Another great talk about GraalVM and native images was delivered by Alina.
My take away:
Architecture and the design of systems have always fascinated me. Seeing that most people are building microservices nowadays and the new challenges such a distributed system holds, in the keynote, Spring Modulith was mentioned by Cora. Later, during the conference, she also did a presentation on this topic (video is still not online yet). It is an approach to make a monolith application modular, addressing some of the challenges of distributed services while still following functional decomposition with common architectural practices. It is something I take away because I would like to explore it a little bit further and found the idea for that new architecture paradigm intresting.
Something I Missed:
You can’t always be everywhere, and sometimes it is good to take a break from the talks. So, I ended up with my personal watch list:
- Implementing Domain Driven Design with Spring - Maciej Walkowiak (waiting for the video )
- Cracking the Code Review: from Guesswork to Automated Guidance - Paco van Beckhoven (waiting for the video and super curiuos to watch because it has been one of the most popular talks during the conference)
- Platform Engineering with Spring Boot - Tom Hombergs
My rediscovery:
Special to me was combining observability (call graphs and tracing) and workflows into the topic of causality.
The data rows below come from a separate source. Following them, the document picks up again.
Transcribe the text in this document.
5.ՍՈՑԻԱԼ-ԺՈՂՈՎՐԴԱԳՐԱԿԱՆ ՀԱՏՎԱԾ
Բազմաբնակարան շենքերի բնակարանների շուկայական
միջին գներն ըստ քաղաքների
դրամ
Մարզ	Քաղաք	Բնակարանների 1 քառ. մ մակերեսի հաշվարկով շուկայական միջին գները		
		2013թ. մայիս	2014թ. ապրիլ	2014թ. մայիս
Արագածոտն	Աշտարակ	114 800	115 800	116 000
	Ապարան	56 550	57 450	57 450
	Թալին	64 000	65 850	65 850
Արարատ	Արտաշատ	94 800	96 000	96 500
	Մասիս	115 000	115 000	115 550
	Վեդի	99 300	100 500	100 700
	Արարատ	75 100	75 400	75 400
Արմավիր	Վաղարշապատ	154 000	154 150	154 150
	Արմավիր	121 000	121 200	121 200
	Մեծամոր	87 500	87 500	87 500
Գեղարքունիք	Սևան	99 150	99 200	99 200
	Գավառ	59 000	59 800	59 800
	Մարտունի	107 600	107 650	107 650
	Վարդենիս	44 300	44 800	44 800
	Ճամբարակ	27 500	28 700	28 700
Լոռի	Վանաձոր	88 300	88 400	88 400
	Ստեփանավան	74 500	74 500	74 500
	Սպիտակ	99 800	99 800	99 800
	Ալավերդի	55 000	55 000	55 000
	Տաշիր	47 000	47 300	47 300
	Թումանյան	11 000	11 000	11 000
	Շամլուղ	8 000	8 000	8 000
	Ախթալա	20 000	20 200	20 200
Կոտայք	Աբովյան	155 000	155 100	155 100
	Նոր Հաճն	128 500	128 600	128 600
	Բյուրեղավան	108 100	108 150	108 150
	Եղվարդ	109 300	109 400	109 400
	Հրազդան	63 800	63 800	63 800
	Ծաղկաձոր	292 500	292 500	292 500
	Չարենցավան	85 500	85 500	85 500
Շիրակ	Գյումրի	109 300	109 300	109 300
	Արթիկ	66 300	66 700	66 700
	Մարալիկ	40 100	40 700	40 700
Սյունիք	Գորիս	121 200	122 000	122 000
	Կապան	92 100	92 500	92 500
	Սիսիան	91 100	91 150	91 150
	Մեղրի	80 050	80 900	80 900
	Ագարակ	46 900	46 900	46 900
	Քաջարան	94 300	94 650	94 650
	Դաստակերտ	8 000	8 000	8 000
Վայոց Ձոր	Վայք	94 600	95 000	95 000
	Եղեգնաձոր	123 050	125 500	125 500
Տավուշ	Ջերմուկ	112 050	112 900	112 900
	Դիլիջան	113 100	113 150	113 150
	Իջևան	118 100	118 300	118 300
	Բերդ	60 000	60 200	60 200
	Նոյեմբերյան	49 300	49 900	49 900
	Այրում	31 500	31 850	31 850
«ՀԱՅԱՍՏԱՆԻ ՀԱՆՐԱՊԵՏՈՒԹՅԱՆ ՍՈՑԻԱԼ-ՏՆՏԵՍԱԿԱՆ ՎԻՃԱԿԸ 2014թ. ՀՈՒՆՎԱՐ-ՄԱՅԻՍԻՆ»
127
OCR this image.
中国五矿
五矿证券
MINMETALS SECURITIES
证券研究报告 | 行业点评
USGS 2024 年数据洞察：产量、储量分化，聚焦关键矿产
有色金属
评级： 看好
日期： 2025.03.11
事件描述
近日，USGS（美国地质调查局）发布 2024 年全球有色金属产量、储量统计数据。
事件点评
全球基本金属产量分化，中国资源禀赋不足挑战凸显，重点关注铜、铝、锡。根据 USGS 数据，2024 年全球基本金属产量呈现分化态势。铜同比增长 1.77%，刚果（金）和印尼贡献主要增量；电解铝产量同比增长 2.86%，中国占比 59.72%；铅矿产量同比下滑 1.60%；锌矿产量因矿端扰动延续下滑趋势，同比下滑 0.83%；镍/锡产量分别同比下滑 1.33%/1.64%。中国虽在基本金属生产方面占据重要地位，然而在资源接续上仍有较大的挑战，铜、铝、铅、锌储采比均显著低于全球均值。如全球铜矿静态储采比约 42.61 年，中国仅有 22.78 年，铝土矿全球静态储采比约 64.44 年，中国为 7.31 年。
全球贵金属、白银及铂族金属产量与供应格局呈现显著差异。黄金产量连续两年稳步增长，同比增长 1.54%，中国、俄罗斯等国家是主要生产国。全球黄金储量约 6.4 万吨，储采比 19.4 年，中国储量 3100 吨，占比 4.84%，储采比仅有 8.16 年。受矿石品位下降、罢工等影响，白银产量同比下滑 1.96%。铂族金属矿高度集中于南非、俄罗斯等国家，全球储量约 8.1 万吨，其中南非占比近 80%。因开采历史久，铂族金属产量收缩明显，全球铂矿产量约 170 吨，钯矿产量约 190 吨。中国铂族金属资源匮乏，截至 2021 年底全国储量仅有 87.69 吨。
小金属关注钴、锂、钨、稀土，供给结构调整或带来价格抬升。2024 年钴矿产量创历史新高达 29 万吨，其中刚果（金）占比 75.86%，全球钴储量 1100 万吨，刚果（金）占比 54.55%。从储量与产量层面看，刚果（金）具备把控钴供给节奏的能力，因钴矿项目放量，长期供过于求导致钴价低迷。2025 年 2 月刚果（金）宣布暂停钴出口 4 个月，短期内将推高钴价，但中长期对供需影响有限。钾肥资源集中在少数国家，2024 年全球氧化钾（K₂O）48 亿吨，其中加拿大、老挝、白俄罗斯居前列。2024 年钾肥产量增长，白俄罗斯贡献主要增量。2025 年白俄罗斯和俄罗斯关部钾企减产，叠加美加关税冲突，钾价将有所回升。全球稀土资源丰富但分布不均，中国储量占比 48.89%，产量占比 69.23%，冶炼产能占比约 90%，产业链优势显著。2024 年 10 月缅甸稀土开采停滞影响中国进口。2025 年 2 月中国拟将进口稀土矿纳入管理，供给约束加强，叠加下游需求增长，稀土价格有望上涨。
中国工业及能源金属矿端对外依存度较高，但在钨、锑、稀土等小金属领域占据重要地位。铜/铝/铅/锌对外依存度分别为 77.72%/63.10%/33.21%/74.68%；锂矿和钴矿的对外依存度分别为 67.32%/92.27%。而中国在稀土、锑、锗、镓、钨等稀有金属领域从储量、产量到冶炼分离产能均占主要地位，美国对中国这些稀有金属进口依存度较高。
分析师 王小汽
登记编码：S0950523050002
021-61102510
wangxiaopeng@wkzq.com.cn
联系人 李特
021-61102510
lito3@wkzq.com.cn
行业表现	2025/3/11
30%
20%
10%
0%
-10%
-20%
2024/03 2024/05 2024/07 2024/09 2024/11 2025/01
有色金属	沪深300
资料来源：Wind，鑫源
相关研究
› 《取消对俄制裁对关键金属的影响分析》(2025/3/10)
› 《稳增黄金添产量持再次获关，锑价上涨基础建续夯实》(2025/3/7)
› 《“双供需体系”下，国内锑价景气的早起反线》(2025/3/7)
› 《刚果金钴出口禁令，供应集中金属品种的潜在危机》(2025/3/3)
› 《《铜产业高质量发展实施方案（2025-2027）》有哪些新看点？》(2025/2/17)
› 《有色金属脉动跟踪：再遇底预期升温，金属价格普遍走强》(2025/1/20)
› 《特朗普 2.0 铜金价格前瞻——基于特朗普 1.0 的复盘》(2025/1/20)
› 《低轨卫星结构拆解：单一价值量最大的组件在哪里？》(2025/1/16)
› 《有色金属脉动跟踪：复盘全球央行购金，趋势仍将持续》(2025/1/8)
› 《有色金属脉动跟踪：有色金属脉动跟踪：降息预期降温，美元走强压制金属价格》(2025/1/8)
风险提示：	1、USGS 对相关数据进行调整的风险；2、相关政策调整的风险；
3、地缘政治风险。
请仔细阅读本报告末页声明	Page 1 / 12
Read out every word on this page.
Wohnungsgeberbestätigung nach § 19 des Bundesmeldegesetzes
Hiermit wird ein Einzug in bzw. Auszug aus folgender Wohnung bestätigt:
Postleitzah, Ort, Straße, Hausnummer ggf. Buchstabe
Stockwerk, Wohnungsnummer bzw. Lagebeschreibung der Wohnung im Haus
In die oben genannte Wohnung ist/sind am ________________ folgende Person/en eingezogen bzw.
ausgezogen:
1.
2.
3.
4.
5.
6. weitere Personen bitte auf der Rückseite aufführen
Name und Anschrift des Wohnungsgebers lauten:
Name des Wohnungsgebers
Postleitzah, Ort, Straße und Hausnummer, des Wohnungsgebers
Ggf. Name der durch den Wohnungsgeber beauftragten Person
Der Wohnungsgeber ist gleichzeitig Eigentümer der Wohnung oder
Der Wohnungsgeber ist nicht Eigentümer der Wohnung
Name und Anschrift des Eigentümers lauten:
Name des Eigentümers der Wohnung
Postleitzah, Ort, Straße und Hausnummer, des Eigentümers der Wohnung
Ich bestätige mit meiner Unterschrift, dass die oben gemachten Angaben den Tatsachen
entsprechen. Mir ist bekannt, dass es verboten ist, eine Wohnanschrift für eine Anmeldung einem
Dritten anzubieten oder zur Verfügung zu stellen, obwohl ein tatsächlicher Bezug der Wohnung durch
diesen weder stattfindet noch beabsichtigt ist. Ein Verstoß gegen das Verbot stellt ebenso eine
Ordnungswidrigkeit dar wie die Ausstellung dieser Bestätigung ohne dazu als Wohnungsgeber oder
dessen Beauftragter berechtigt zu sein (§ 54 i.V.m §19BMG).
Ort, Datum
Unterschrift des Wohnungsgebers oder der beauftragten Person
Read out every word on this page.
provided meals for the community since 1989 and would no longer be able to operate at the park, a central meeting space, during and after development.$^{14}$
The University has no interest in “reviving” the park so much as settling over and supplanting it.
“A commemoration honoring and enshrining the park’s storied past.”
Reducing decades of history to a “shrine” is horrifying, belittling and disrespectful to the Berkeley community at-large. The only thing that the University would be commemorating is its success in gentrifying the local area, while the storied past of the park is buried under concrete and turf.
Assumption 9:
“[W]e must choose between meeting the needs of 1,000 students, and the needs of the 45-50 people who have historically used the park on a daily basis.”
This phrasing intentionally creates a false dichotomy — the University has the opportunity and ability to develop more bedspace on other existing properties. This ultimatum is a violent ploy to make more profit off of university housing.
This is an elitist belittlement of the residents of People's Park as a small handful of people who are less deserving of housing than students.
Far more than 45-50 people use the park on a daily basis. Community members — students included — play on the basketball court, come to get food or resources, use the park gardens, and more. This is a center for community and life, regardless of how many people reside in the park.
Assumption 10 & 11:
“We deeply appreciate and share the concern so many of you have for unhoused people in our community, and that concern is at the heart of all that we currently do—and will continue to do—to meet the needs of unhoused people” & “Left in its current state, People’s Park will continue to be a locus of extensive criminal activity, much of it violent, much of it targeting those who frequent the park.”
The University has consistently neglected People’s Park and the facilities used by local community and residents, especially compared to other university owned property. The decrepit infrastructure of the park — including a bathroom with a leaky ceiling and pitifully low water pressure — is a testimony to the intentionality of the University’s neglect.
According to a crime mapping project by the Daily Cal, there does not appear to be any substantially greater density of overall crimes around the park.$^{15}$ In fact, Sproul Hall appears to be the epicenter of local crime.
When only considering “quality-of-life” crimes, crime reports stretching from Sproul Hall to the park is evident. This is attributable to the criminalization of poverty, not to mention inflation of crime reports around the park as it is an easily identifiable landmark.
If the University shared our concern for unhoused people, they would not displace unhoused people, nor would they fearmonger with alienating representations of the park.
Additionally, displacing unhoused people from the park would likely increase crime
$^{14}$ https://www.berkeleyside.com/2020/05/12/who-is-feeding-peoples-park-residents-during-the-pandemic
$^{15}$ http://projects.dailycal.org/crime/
You can find my presentation slides here. It is interesting to discover how different tools bring causal relationships from service to service invocation to the forefront. Although the tools and their areas of usage are quite distinct, I believe it is good to understand which tools enable visibility into causal relations for complex systems. Furthermore, it is important to distinguish between tools that can also shape and design causal relations, such as workflow engines. In the end, both types of tools can help troubleshoot complex systems depending on the questions you ask. Workflows are great for answering questions about the state of a single business case in your system, while traces and call graphs, in combination with metrics and logs, can help you detect infrastructure abnormalities like increased latency.
Being a workflow enthusiast for several years, it is always interesting to see new technologies and revisit the topic. I find it remarkable that there are new tools specifically focusing on workflow creation within the codebase. It is definitely an interesting approach with some benefits, and it is very developer-centric, not only in writing the workflow but also in deploying and managing the workflow alongside the application. Still, I believe that for more complex workflows, BPMN as a language remains unmatched. It was good to see at the Testcontainers booth that they now support running Testcontainers for Zeebe workflow applications.
Ending the blues
Well, I hope this post made you curious to check out and watch some of the presentations from Spring I/O 2024. After talking about the content, people, and booths, did I miss something? Probably, yes! Feeling the blues also means feeling the vibe of this special conference. So I can only encourage you to watch the videos, get excited for Spring I/O 2025, and hopefully see you there.